Quatre vertus cardinales étaient reconnues autrefois : La Justice, La Force, La Tempérance et La Prudence. A celles-ci les chrétiens ajoutent La Foi, L'Espérance et La Charité. Ces sept vertus figurent sur le Minchiate avec certains changements dans les numéros d'ordre par rapport au Tarot de Marseille qui, pour sa part, ne conserve que La Justice, La Force et La Tempérance.
Ces images viennent en droite ligne de l'iconographie chrétienne médiévale et, dans l'ensemble, les différents tarots proposent des allégories très semblables - même si certaines figures sont debout et d'autres assises.
L'imagerie des cathédrales présente souvent le thème de la pesée des âmes ; celui qui tient alors le glaive et la balance est saint Michel. Le passage du saint à l'allégorie féminine de La Justice semble relativement tardif. Est-ce cette double origine qui se trouve figurée dans l'image du Tarot des Visconti qui montre un cavalier dans la partie haute? C'est une hypothèse.
A noter que les attributs - glaive et balance - expriment les deux manières dont on peut, selon Aristote, envisager La Justice ; celle-ci pouvant être distributive ou équilibrée.
Mais le symbolisme n'est pas seulement chrétien ou grec. Le thème de la pesée des âmes est présent en Égypte. En ce sens, Court de Gébelin et ses successeurs n'ont pas tort de se référer à cette civilisation. A partir du moment où les sujets sont considérés dans une grande généralité, il est naturel d'en retrouver des résonances à des époques et dans des univers différents. Dans le Tarot de Marseille, La Justice occupe la huitième place. Le chiffre 8 manifeste l'équilibre, et cette situation paraît aller de soi. Pour diverses raisons et principalement parce qu'ils ont voulu faire coïncider l'ordre du Tarot avec celui des signes du Zodiaque, Macgregor Mathers décida de lui affecter le nombre XI en l'intervertissant avec La Force.
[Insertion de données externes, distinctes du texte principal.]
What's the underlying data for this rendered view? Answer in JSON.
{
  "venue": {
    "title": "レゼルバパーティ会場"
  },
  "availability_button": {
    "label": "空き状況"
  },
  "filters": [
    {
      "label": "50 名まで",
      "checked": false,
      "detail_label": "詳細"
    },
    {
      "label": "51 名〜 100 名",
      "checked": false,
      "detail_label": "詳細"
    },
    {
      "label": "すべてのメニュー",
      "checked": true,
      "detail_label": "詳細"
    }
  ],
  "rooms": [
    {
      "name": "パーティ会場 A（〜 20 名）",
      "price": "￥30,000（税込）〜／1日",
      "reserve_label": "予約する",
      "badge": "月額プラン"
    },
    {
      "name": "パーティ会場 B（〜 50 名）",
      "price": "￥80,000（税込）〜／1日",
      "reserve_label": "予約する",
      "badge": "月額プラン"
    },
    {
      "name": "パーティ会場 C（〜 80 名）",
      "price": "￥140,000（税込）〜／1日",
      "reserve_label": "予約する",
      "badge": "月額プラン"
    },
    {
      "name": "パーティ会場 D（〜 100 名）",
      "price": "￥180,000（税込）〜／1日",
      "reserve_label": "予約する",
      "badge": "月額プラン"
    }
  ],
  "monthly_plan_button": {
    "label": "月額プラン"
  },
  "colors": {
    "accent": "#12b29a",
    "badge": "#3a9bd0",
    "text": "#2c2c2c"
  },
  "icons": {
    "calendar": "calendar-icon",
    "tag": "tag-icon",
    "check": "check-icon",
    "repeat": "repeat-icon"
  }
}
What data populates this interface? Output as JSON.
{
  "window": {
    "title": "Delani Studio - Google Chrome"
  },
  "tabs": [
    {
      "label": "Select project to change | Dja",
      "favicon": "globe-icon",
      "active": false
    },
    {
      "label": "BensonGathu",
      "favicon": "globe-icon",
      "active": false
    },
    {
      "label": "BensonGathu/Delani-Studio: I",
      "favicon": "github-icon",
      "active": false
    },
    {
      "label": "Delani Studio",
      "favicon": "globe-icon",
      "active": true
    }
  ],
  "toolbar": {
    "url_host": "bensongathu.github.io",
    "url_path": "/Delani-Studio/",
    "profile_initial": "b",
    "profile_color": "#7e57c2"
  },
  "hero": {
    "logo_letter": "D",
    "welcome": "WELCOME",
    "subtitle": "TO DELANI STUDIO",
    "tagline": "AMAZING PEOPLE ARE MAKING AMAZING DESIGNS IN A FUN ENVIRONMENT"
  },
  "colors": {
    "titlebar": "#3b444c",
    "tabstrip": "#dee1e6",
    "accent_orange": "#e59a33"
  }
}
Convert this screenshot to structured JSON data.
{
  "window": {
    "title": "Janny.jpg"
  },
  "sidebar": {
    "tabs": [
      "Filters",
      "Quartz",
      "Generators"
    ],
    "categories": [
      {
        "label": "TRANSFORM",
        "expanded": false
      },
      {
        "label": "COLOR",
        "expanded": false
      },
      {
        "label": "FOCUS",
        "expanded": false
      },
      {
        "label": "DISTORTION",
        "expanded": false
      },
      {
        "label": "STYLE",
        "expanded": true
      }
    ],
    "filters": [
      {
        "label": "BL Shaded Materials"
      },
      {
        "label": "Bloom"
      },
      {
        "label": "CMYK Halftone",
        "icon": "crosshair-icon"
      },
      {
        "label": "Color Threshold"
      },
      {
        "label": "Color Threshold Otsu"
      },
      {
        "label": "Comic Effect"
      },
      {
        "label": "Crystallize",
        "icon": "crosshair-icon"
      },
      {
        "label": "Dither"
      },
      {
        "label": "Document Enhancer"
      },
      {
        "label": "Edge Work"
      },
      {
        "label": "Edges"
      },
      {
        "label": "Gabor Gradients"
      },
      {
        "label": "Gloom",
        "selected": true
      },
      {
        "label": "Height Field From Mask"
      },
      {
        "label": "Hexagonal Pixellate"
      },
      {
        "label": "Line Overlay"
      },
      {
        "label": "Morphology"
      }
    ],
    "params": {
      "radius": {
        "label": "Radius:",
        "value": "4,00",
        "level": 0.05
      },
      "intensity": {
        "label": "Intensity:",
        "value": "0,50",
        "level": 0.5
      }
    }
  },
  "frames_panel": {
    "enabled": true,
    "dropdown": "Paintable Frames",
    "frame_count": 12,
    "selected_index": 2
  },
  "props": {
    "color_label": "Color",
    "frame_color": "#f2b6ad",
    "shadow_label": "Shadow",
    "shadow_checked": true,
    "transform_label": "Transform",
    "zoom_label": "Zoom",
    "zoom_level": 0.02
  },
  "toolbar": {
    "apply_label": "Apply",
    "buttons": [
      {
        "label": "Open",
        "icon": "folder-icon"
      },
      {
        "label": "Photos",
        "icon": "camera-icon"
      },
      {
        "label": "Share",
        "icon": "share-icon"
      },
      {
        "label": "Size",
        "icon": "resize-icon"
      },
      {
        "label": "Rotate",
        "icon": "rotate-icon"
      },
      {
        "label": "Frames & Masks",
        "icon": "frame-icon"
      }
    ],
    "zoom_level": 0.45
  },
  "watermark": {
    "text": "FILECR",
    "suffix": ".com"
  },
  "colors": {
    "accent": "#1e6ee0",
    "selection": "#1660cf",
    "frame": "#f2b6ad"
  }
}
Waite, Crowley et d'autres occultistes ont suivi cette pratique, mais Wirth conserve néanmoins le numéro VIII, comme Pitois et Falconnier qui sont restés fidèles à la notion d'équilibre.
Pitois identifie cette lame à Thémis. C'était l'ancienne déesse grecque de la Justice et des bons conseils, mais elle était aussi l'interprète de la volonté des dieux et avait le don de donner des oracles. Quoi qu'il en soit, la figure manifeste l'équilibre entre la grâce, la douceur et la rigueur. Comme le dit Van Rijnberk, « la femme assise représente la douceur de la Grâce, l'épée tenue toute droite indique la rigueur de la loi ; enfin la balance nous fait comprendre que la vraie justice doit être fondée sur le juste équilibre entre les deux ». A cet égard, la représentation donnée par le Tarot des Visconti apporte la meilleure des illustrations ; la rigueur et la Grâce se retrouvent non seulement dans les attributs et le visage de La Justice, mais aussi à travers l'union, dans le même tableau, de la femme calmement assise et du cavalier vengeur.